#099: Gastrointestinal Irritants
Mushrooms produce a wide variety of compounds, most of which have not been studied. Many of these cause irritation to the gastrointestinal tract. Because this group of toxins is so varied, I doubt that scientists will ever bother to catalog all the compounds involved. As a result, most mushroom toxins will likely remain unclassified and lumped into the “gastrointestinal irritants”
Gastrointestinal (GI) irritants cause diarrhea, vomiting, cramps, and/or nausea. In severe cases, most commonly with Chlorophyllum molybdites, blood may be present in the excrement and vomitus. These symptoms usually begin between 20 minutes and 4 hours after ingestion. If symptoms do not appear for longer than 6 hours, you should seek emergency care because you likely consumed a toxin that can damage your liver and/or kidneys (such as an amatoxin). If you do seek emergency care, bring a sample of the mushroom for identification. Treatment of poisoning with GI irritant toxins focuses on alleviation of symptoms. Diarrhea and vomiting may cause dehydration, which can be easily treated. Death from GI irritants is uncommon, but may happen if dehydration is left untreated or if large amounts of the mushrooms are eaten (especially by children). GI irritation will clear up without further treatment in 3 to 4 hours with complete recovery by the next day.
GI irritants are confusing to study because not everyone reacts in the same way and to the same extent. Many symptoms are caused by personal sensitivities to common mushroom compounds, while others are caused by toxins that are designed to irritate the GI tract. Because of variations in personal sensitivities, it is advised that you only eat a small amount the first time you try a new, edible mushroom.

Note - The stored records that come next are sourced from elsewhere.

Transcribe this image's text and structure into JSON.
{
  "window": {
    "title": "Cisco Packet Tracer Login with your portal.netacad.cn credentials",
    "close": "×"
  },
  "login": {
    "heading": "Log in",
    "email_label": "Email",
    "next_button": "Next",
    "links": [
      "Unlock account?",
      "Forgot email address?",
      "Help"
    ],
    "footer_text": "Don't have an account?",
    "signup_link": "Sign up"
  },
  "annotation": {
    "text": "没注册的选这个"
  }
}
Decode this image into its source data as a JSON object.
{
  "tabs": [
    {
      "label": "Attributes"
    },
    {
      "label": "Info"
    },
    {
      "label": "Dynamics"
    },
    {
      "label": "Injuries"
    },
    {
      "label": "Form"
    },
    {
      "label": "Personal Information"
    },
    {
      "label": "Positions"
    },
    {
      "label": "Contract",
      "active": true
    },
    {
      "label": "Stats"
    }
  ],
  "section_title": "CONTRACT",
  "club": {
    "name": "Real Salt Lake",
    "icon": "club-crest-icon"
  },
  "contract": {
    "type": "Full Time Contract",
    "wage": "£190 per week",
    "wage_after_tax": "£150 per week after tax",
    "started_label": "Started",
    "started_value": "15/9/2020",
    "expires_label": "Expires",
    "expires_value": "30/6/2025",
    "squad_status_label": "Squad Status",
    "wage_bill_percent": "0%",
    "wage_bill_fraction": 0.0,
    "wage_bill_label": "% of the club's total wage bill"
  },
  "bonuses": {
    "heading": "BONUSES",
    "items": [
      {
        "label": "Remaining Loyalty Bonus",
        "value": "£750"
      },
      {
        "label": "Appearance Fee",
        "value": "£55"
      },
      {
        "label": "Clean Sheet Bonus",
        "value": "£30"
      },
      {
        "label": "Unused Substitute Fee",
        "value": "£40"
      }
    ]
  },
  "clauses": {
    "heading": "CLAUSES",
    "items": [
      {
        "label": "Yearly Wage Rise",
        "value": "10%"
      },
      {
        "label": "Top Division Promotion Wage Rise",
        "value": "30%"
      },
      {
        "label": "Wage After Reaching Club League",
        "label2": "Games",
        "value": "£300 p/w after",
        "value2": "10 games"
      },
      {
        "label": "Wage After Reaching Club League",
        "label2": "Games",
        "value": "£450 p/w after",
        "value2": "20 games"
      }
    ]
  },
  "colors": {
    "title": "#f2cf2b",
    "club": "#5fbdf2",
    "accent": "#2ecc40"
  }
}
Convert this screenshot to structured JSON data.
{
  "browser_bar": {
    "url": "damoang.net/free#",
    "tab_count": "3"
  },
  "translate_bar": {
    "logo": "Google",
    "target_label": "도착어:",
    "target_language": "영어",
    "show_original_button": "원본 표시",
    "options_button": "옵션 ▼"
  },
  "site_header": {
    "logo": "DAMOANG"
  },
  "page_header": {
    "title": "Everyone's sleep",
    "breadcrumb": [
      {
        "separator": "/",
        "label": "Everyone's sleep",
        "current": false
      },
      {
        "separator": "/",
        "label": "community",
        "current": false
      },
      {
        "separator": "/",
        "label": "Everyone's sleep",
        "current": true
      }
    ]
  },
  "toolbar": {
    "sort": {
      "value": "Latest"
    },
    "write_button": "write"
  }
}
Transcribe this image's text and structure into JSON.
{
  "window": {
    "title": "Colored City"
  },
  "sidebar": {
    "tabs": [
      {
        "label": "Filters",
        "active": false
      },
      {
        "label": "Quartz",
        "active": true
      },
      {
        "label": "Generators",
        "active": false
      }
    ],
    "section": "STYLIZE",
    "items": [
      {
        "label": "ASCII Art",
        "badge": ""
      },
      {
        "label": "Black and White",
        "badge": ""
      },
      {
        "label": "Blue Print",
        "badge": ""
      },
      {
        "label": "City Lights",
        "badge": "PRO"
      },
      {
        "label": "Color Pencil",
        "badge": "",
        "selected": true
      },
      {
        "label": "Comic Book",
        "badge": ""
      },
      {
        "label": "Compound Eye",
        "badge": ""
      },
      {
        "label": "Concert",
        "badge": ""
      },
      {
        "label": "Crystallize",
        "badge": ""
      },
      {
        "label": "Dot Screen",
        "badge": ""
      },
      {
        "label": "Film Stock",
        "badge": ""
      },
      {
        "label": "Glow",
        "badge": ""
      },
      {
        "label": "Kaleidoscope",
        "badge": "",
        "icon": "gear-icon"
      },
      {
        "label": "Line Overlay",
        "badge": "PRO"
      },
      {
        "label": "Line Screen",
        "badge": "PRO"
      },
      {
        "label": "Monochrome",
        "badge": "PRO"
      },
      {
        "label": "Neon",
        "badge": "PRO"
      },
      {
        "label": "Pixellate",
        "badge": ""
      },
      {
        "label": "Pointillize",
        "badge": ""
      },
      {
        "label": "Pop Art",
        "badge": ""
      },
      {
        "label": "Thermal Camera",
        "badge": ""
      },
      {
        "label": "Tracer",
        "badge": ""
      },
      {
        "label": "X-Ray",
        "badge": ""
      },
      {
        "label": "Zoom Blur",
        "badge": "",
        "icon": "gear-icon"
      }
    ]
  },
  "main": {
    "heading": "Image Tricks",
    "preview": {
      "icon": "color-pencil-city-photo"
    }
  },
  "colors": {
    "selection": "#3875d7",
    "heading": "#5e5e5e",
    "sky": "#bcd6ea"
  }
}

Symptoms also vary based on how thoroughly the mushroom has been cooked and on how young or old the mushroom is. For example, some people lack the enzyme trehalase and therefore cannot break down the carbohydrate trehalose, which is found in fungal cell walls. Young Agaricus bisporus (White Button, Portabello, etc.) mushrooms contain a lot of trehalose, and can cause diarrhea in susceptible people if the mushrooms are not cooked enough.
GI irritant toxins act in a few different ways. Some act on the lining of the gut (such as phenolic compounds in some Agaricus species), while others work on peripheral nerves in the GI tract, and others are carried by the bloodstream to nerve centers controlling GI function (such as terpines in Omphalotus species). Each of these mechanisms results in diarrhea and vomiting, which discourages animals from eating the mushrooms again. Many mushrooms, such as Chlorophyllum molybdites, likely contain multiple types of GI irritants.